Somos vagarosos para praticar aquilo que fez Jeremias tão bem: “quero trazer à memória o que pode me dar
esperança” (Lm 3.21). Muitas vezes, aquele que está abatido pelo medo
nutre-se não da esperança que está reservada àqueles que confiam no Senhor: “creio que verei a bondade do SENHOR na
terra dos viventes” (Sl 27.13), mas perturbam-se com todo tipo de
pessimismo e ilusões terríveis que, na maioria das vezes, jamais acontecerão.
Existe um momento em que o medo
deixa de ser benéfico e passa a ser extremamente nocivo, porque paralisa até
mesmo aquilo que é cotidiano. Vivemos em um mundo cheio de perturbações, onde,
a qualquer momento, uma terrível tragédia pode abater até os mais cuidadosos.
Ninguém está isento aos perigos de viver em um mundo caído, mas esse sentimento
desordenado revela a falta de confiança em Deus, assim como um coração
supersticioso. Aquele que acredita em um deus distante daquEle claramente
revelado nas Escrituras está entregue às intempéries dessa vida.
Imagino que o Senhor escute nossos medos como eu
escuto os medos da Alice. Sei que seus maiores temores são fantasias, da mesma
maneira o Senhor sabe que nossos pesadelos estão alicerçados em quimeras, fatos
não concretizados. Se constantemente nos lembrássemos de que “o SENHOR é a minha luz e a minha salvação”
(Sl 27.1a) nada nos amedrontaria nem as ação dos malfeitores ou o agir de um
exército contra mim, tampouco as doenças e as perdas que esta vida me reservam.

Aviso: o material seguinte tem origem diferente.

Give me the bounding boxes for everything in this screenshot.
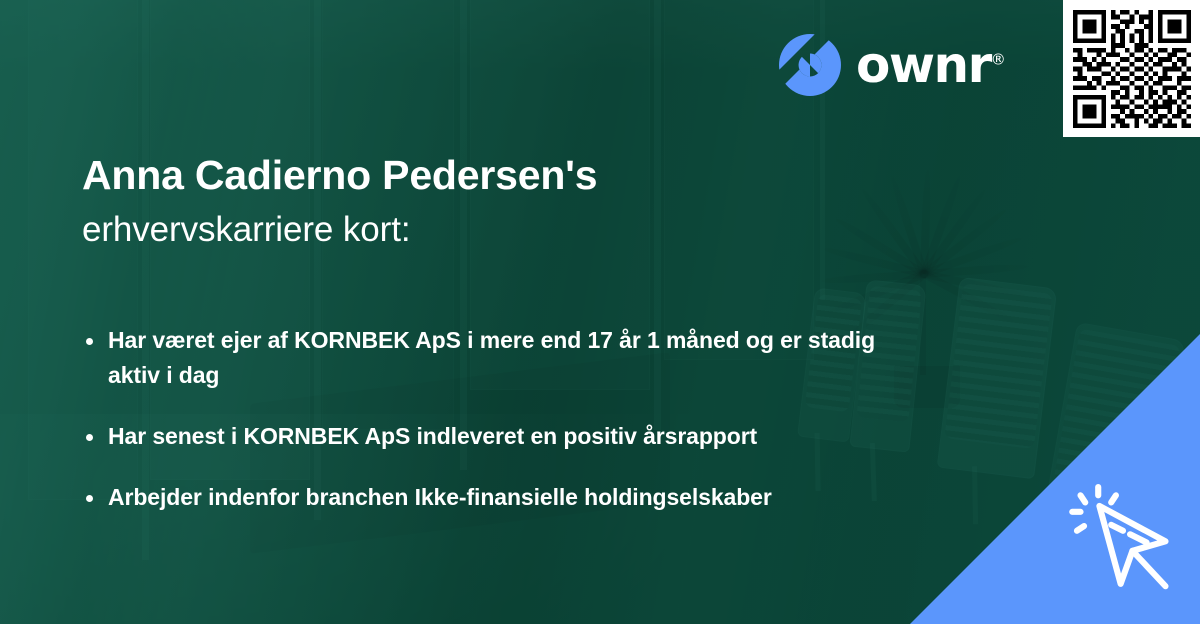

Nenhuma preocupação deveria ser maior do que a de buscar o Senhor enquanto se
pode achar.
O medo é para o ser humano uma carga que só consegue
suportar menos do que vinte e quatro horas. Quando somamos os cuidados de hoje
aos de ontem (com os quais não podemos lidar, porque foram tragados pelo
passado e pertencem à história) ou aos de amanhã (com os quais não podemos
lidar, porque estão no futuro, mesmo que próximo, e, por isso, distantes de
nossa possibilidade de agir) passamos a nos deprimir e nos desencorajar diante
desse mundo mau. Dessa maneira Jesus nos aconselha: “não vos inquieteis com o dia de amanhã, pois o amanhã trará os seus
cuidados; basta para cada dia o seu próprio mal” (Mt 6.34).
Há alguns dias a minha Pequenina começou a não chorar
tanto por causa do terrível Lobo Mau. Quando ouvi sua oração antes de dormir,
entendi o porquê dessa melhora: ela estava pedindo a proteção de nosso Pai
celestial. Entendeu de sua maneira algo que terá de vivenciar ao longo de sua
vida: “não andeis ansiosos por coisa
alguma; em tudo, porém, sejam conhecidas, diante de Deus, as vossas petições,
pela oração, súplica com ação de graças. E a paz de Deus, que excede todo
entendimento, guardará o vosso coração e a vossa mente em Cristo Jesus” (Fl
4.6,7)
Assim como a pequena Alice, podemos encontrar para
todos os nossos medos grande alívio e poderoso antídoto em nossas orações.